This is so hard. To recount, retell, explain the grief I'm feeling today and for the past six months. On April 10, 2014 the world lost Mattie. Mattie and her fiance Michael were traveling up north to Humbolt State University on a charter bus as chaperons with high school students. It was a trip they made every year since I've known them. The high school students of minority backgrounds were from the Los Angeles area and Mattie and Michael were Humbolt State alumni. Michael specifically was inspired to chaperon the students because he was raised in South Central L.A. and still managed to go to Humbolt State and obtain two degrees from them.
On April 10th as the charter bus was driving on the 5 fwy north of San Francisco, a FedEx big-rig trailer crossed the center divider and crash head on with the charter bus. Mattie and Michael were seated in the front and we're told that they died instantly... together.
Mattie and Michael met at Humbolt State many years ago. He fell in love with her right away and although she was slow to catching on, she eventually fell madly in love with him too. That's around the time I met them both. They had barely been dating a month when I met Mattie at work.
Mattie and I also had an instant connection. I felt it and I know she felt it too. It took me a while to realize exactly how to describe my feelings for her but I eventually discovered that I loved Mattie like a little sister. Mattie was the sweetest and most pure hearted person I knew. She was an eager learner of everything and anything and she loved sharing her knowledge. She was down to earth and sometimes was not aware of her physical beauty. Mattie was the perfect combination of inner and outer beauty.
Mattie also loved the arts. This was one of the many things we had in common. I loved her ability turn the most mundane items (like hundreds of keys) into a gorgeous necklace... and she ROCKED that necklace!
Mattie was notorious for loving sweets. Cookies, candies, donuts, pastries, anything with sugar. Her natural disposition was always energetic and happy. If you had one candy or donut you would be a witness to Mattie bouncing off the walls. Oh my was that a sight to see. We would give her sugar on purpose just to see her react to it. Mattie would pass along her energy to us and that was good enough.
The picture above is a selfie taken by her and sent via text to me. I had baked cookies for the office and taken them to work. I was not at the office when Mattie found the cookies so she sent the picture with a message that said: "My 'diet' thanks you for the cookies..." :)
The above picture was taken during our office Christmas Party December 9, 2010 by Michael. Mattie came over to where I was sitting and hugged me as you see here. Michael got my phone and took the picture. There was so much love between us. I can still feel her embrace today.

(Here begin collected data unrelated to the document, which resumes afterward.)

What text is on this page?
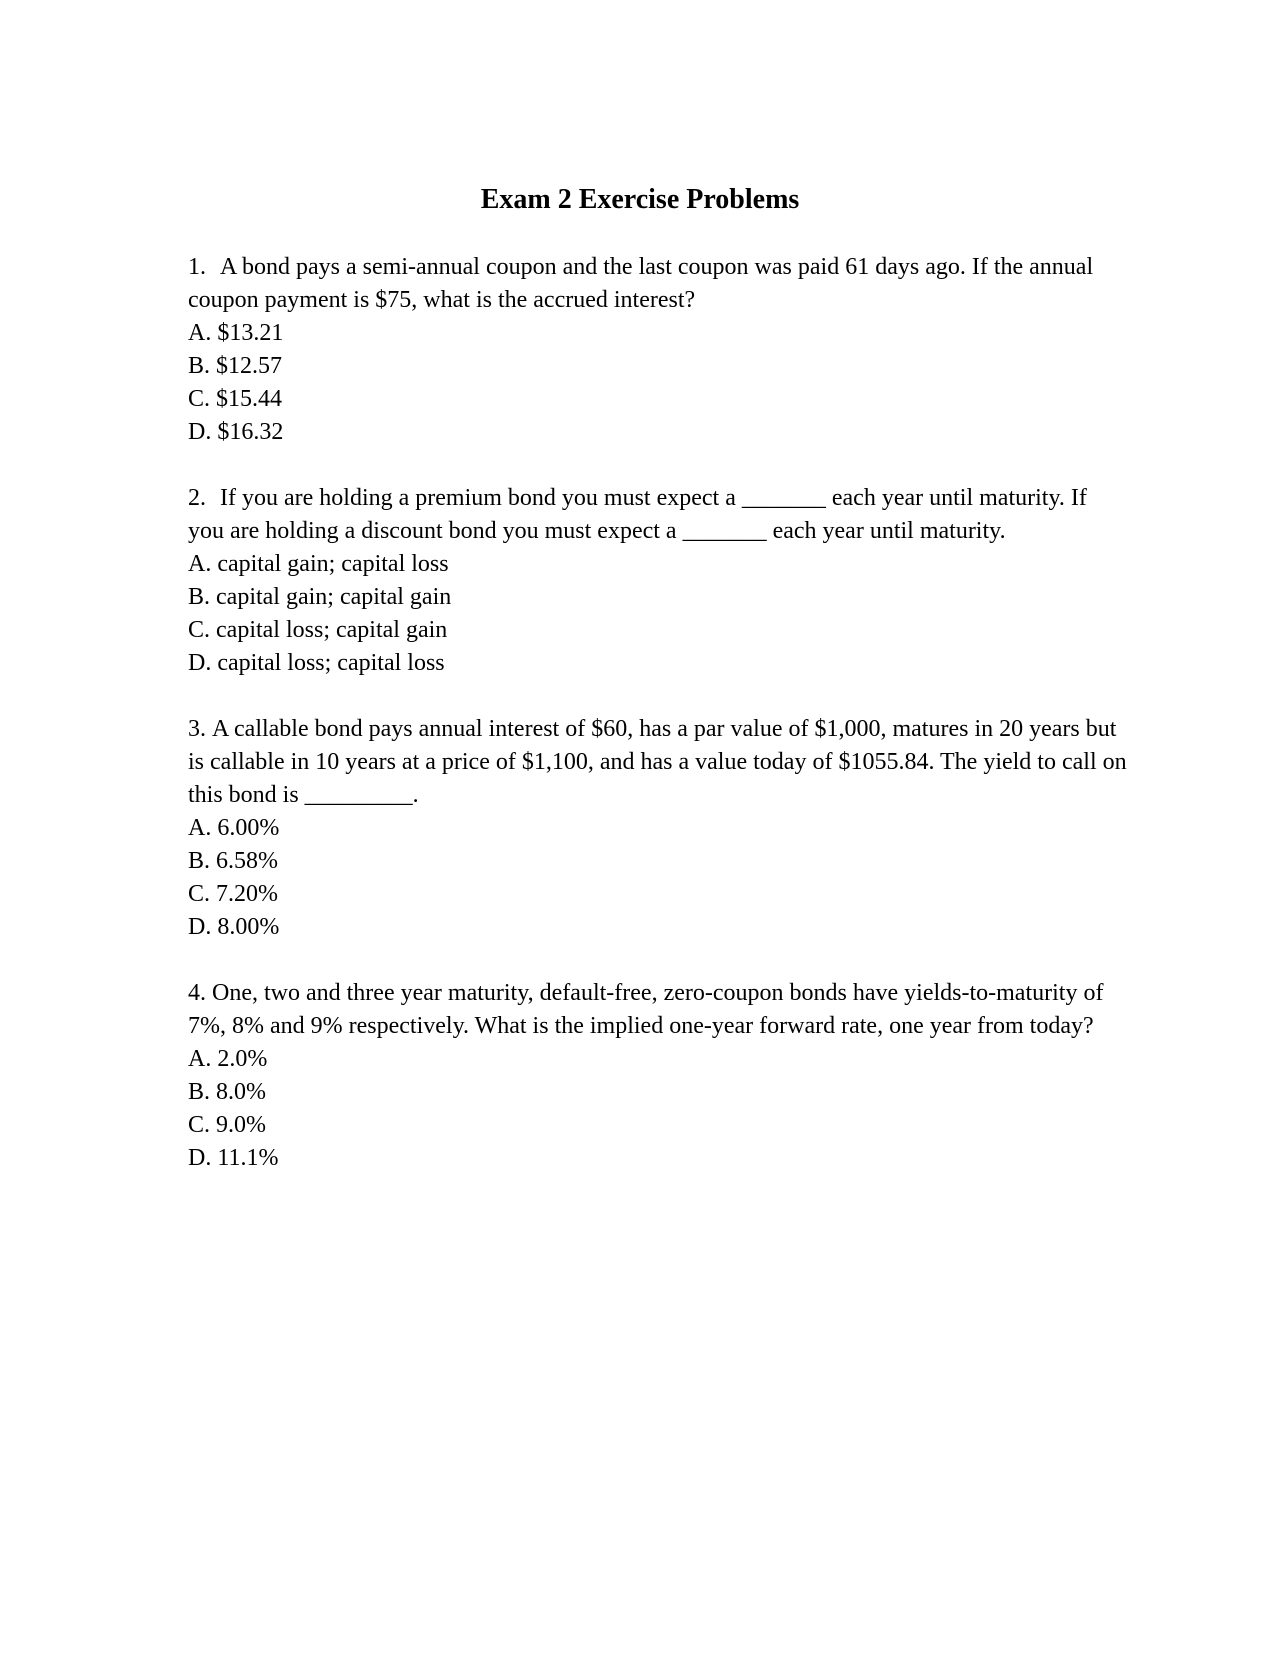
Exam 2 Exercise Problems

1. A bond pays a semi-annual coupon and the last coupon was paid 61 days ago. If the annual coupon payment is $75, what is the accrued interest?

A. $13.21
B. $12.57
C. $15.44
D. $16.32

2. If you are holding a premium bond you must expect a _______ each year until maturity. If you are holding a discount bond you must expect a _______ each year until maturity.

A. capital gain; capital loss
B. capital gain; capital gain
C. capital loss; capital gain
D. capital loss; capital loss

3. A callable bond pays annual interest of $60, has a par value of $1,000, matures in 20 years but is callable in 10 years at a price of $1,100, and has a value today of $1055.84. The yield to call on this bond is _________.

A. 6.00%
B. 6.58%
C. 7.20%
D. 8.00%

4. One, two and three year maturity, default-free, zero-coupon bonds have yields-to-maturity of 7%, 8% and 9% respectively. What is the implied one-year forward rate, one year from today?

A. 2.0%
B. 8.0%
C. 9.0%
D. 11.1%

Last year Michael called me to ask for my opinion on Mattie's career at the bank. After a nice conversation Michael tells me about their upcoming trip to Paris and Madrid. He then tells me that he's planning to propose to her while on their vacation. He already had the ring and only a few people knew of his plans. Mattie's parents and me. He told me that I was very special to her and he needed to tell me about his plans. I was so happy for Mattie because I knew how much she wanted to marry Michael, I was happy for Michael because I knew how much he loved and cherished her, and I was so honored that they thought so highly of me. Michael proposed to Mattie in Paris on Christmas morning of 2013. They first attended Christmas mass at Notre Dame Cathedral then walked to the Louvre Museum. In front of the Louvre Michael got down on one knee and proposed to Mattie. The picture above was taken after she said yes. They were so happy.

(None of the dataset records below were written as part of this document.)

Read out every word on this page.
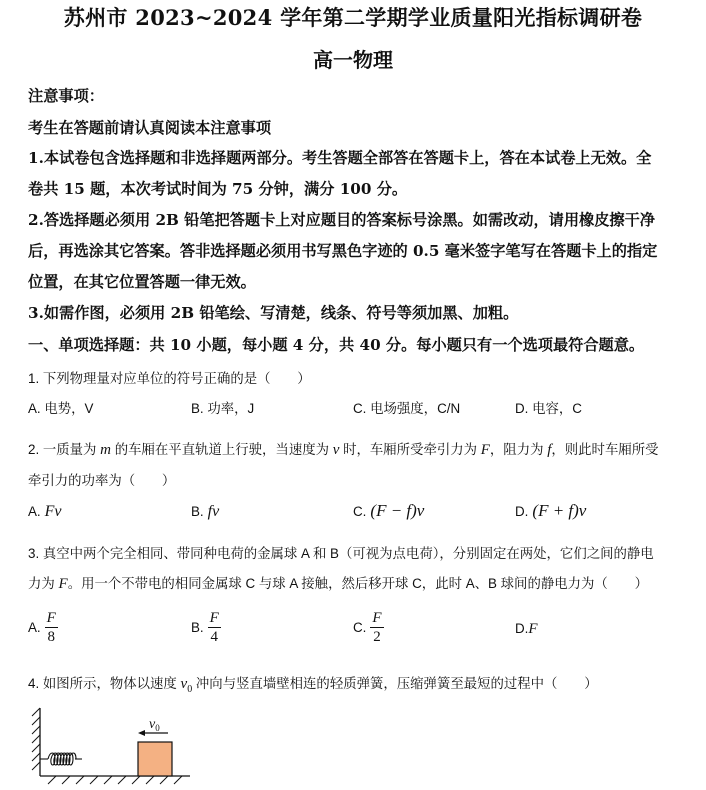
苏州市 2023~2024 学年第二学期学业质量阳光指标调研卷
高一物理
注意事项：
考生在答题前请认真阅读本注意事项
1.本试卷包含选择题和非选择题两部分。考生答题全部答在答题卡上，答在本试卷上无效。全
卷共 15 题，本次考试时间为 75 分钟，满分 100 分。
2.答选择题必须用 2B 铅笔把答题卡上对应题目的答案标号涂黑。如需改动，请用橡皮擦干净
后，再选涂其它答案。答非选择题必须用书写黑色字迹的 0.5 毫米签字笔写在答题卡上的指定
位置，在其它位置答题一律无效。
3.如需作图，必须用 2B 铅笔绘、写清楚，线条、符号等须加黑、加粗。
一、单项选择题：共 10 小题，每小题 4 分，共 40 分。每小题只有一个选项最符合题意。
1. 下列物理量对应单位的符号正确的是（　　）
A. 电势，V	B. 功率，J	C. 电场强度，C/N	D. 电容，C
2. 一质量为 m 的车厢在平直轨道上行驶，当速度为 v 时，车厢所受牵引力为 F，阻力为 f，则此时车厢所受
牵引力的功率为（　　）
A. Fv	B. fv	C. (F − f)v	D. (F + f)v
3. 真空中两个完全相同、带同种电荷的金属球 A 和 B（可视为点电荷），分别固定在两处，它们之间的静电
力为 F。用一个不带电的相同金属球 C 与球 A 接触，然后移开球 C，此时 A、B 球间的静电力为（　　）
A. $\frac{F}{8}$	B. $\frac{F}{4}$	C. $\frac{F}{2}$	D.F
4. 如图所示，物体以速度 $v_0$ 冲向与竖直墙壁相连的轻质弹簧，压缩弹簧至最短的过程中（　　）
$v_0$
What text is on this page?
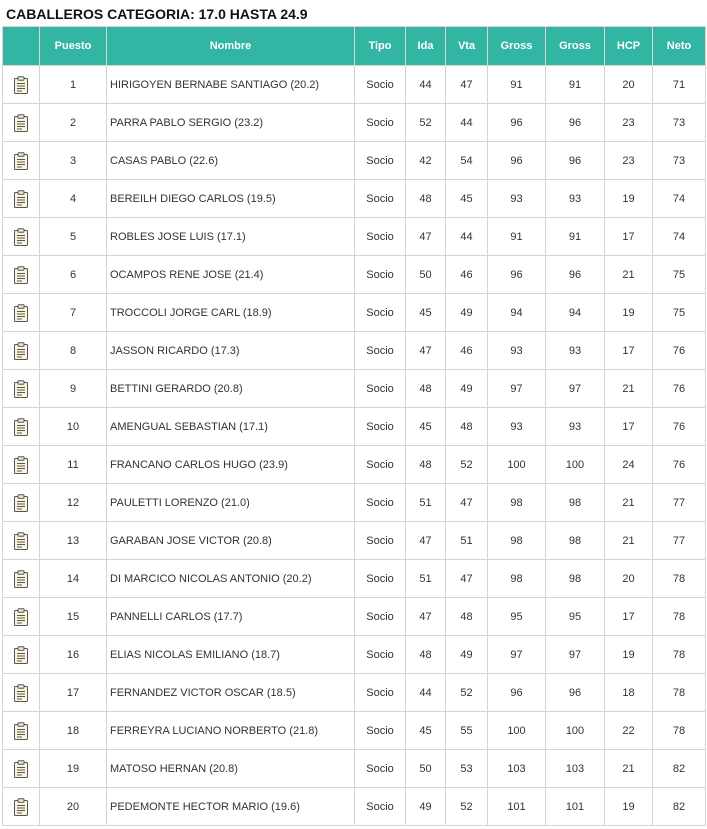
CABALLEROS CATEGORIA: 17.0 HASTA 24.9
	Puesto	Nombre	Tipo	Ida	Vta	Gross	Gross	HCP	Neto
	1	HIRIGOYEN BERNABE SANTIAGO (20.2)	Socio	44	47	91	91	20	71
	2	PARRA PABLO SERGIO (23.2)	Socio	52	44	96	96	23	73
	3	CASAS PABLO (22.6)	Socio	42	54	96	96	23	73
	4	BEREILH DIEGO CARLOS (19.5)	Socio	48	45	93	93	19	74
	5	ROBLES JOSE LUIS (17.1)	Socio	47	44	91	91	17	74
	6	OCAMPOS RENE JOSE (21.4)	Socio	50	46	96	96	21	75
	7	TROCCOLI JORGE CARL (18.9)	Socio	45	49	94	94	19	75
	8	JASSON RICARDO (17.3)	Socio	47	46	93	93	17	76
	9	BETTINI GERARDO (20.8)	Socio	48	49	97	97	21	76
	10	AMENGUAL SEBASTIAN (17.1)	Socio	45	48	93	93	17	76
	11	FRANCANO CARLOS HUGO (23.9)	Socio	48	52	100	100	24	76
	12	PAULETTI LORENZO (21.0)	Socio	51	47	98	98	21	77
	13	GARABAN JOSE VICTOR (20.8)	Socio	47	51	98	98	21	77
	14	DI MARCICO NICOLAS ANTONIO (20.2)	Socio	51	47	98	98	20	78
	15	PANNELLI CARLOS (17.7)	Socio	47	48	95	95	17	78
	16	ELIAS NICOLAS EMILIANO (18.7)	Socio	48	49	97	97	19	78
	17	FERNANDEZ VICTOR OSCAR (18.5)	Socio	44	52	96	96	18	78
	18	FERREYRA LUCIANO NORBERTO (21.8)	Socio	45	55	100	100	22	78
	19	MATOSO HERNAN (20.8)	Socio	50	53	103	103	21	82
	20	PEDEMONTE HECTOR MARIO (19.6)	Socio	49	52	101	101	19	82
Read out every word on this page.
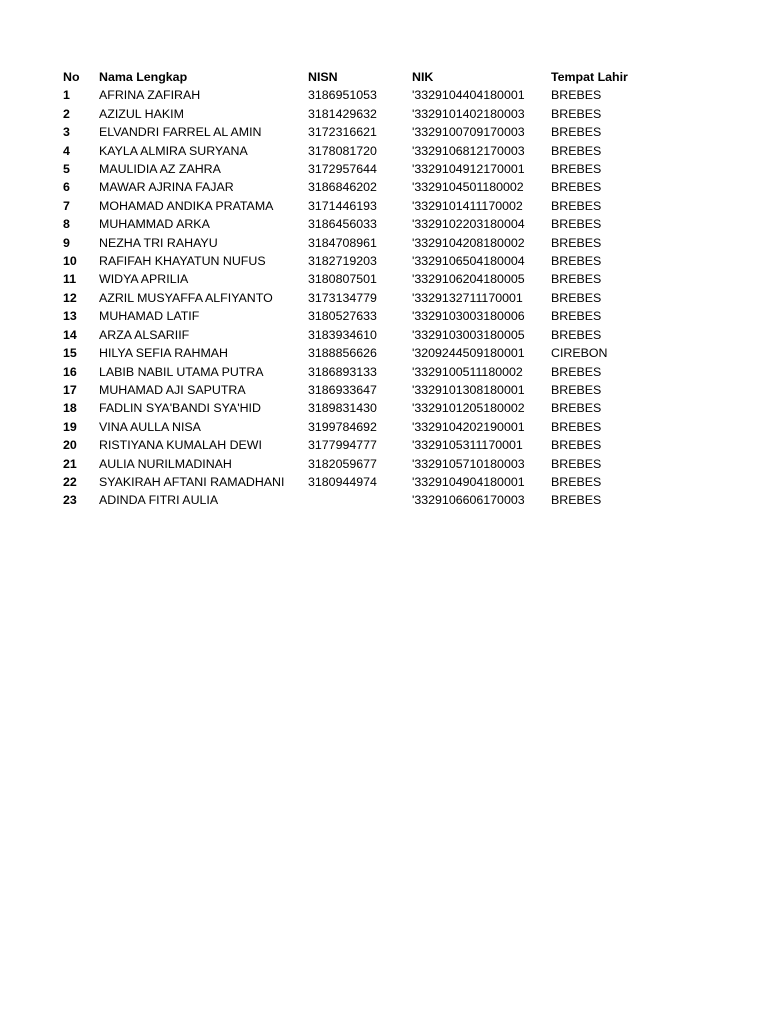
No	Nama Lengkap	NISN	NIK	Tempat Lahir
1	AFRINA ZAFIRAH	3186951053	'3329104404180001	BREBES
2	AZIZUL HAKIM	3181429632	'3329101402180003	BREBES
3	ELVANDRI FARREL AL AMIN	3172316621	'3329100709170003	BREBES
4	KAYLA ALMIRA SURYANA	3178081720	'3329106812170003	BREBES
5	MAULIDIA AZ ZAHRA	3172957644	'3329104912170001	BREBES
6	MAWAR AJRINA FAJAR	3186846202	'3329104501180002	BREBES
7	MOHAMAD ANDIKA PRATAMA	3171446193	'3329101411170002	BREBES
8	MUHAMMAD ARKA	3186456033	'3329102203180004	BREBES
9	NEZHA TRI RAHAYU	3184708961	'3329104208180002	BREBES
10	RAFIFAH KHAYATUN NUFUS	3182719203	'3329106504180004	BREBES
11	WIDYA APRILIA	3180807501	'3329106204180005	BREBES
12	AZRIL MUSYAFFA ALFIYANTO	3173134779	'3329132711170001	BREBES
13	MUHAMAD LATIF	3180527633	'3329103003180006	BREBES
14	ARZA ALSARIIF	3183934610	'3329103003180005	BREBES
15	HILYA SEFIA RAHMAH	3188856626	'3209244509180001	CIREBON
16	LABIB NABIL UTAMA PUTRA	3186893133	'3329100511180002	BREBES
17	MUHAMAD AJI SAPUTRA	3186933647	'3329101308180001	BREBES
18	FADLIN SYA'BANDI SYA'HID	3189831430	'3329101205180002	BREBES
19	VINA AULLA NISA	3199784692	'3329104202190001	BREBES
20	RISTIYANA KUMALAH DEWI	3177994777	'3329105311170001	BREBES
21	AULIA NURILMADINAH	3182059677	'3329105710180003	BREBES
22	SYAKIRAH AFTANI RAMADHANI	3180944974	'3329104904180001	BREBES
23	ADINDA FITRI AULIA		'3329106606170003	BREBES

Mattie oh Mattie. I miss you so much and still mourn your death. In May, just a month after her death, I was cleaning out my email at work and accidentally found this email from Mattie. She originally sent it to me early December 2013, before her trip to Europe, I was deleting old emails and found this during that process. I truly believe Mattie is still very close to me and this is her giving me a sign saying as much. She misses me and I miss her.

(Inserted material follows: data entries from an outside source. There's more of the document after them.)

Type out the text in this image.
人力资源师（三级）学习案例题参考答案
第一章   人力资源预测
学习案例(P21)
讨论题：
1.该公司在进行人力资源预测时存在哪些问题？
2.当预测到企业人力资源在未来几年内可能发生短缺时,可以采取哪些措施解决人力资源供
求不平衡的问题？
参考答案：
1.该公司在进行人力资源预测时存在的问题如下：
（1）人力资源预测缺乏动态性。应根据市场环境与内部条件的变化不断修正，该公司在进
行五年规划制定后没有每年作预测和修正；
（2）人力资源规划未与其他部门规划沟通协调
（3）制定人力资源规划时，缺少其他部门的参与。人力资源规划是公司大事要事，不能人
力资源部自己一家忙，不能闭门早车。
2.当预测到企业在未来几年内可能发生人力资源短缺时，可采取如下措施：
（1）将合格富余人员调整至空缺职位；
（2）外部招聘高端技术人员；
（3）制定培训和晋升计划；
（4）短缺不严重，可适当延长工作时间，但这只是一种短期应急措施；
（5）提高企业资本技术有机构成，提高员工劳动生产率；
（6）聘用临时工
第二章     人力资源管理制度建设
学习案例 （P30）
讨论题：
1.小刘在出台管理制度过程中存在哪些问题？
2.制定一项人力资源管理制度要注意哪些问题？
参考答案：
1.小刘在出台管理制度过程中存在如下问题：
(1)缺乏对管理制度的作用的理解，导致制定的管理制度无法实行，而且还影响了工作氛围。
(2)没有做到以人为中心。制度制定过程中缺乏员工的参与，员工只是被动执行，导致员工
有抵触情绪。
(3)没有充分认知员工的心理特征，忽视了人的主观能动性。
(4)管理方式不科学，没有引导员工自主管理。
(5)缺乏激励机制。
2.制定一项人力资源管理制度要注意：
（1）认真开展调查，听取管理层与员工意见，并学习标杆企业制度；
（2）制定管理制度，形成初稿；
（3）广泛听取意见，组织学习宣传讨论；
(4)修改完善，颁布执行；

A few months ago (August or September) I was scrolling through Facebook and saw a food recipe page that caught my attention. After liking a few of their posts I decided to go into their page to see what else they had posted. When I went to their page Facebook thought to inform me that another friend also liked the page. That friend was Mattison Haywood, Mattie. How did that happen? All I can say is that Mattie was near me again.
I love you Mattie. I love you Michael. Michael thank you for loving and cherishing Mattie, for making her the happiest woman while on Earth. Thank you for being with her until your last moments. That truly is my only comfort.
Mattie thank you for being part of my life. You have changed me in ways that I still cannot understand. One day I will understand the reason why you left us so early. I do believe that everything happens for a reason yet I'm still waiting for a reason behind your loss. Like I said earlier, I can still feel your last embrace, our last hug. I can still hear your voice.
I don't know how to end this post. All I know is that I love you Mattie, I loved you like a little sister, and I miss you every day.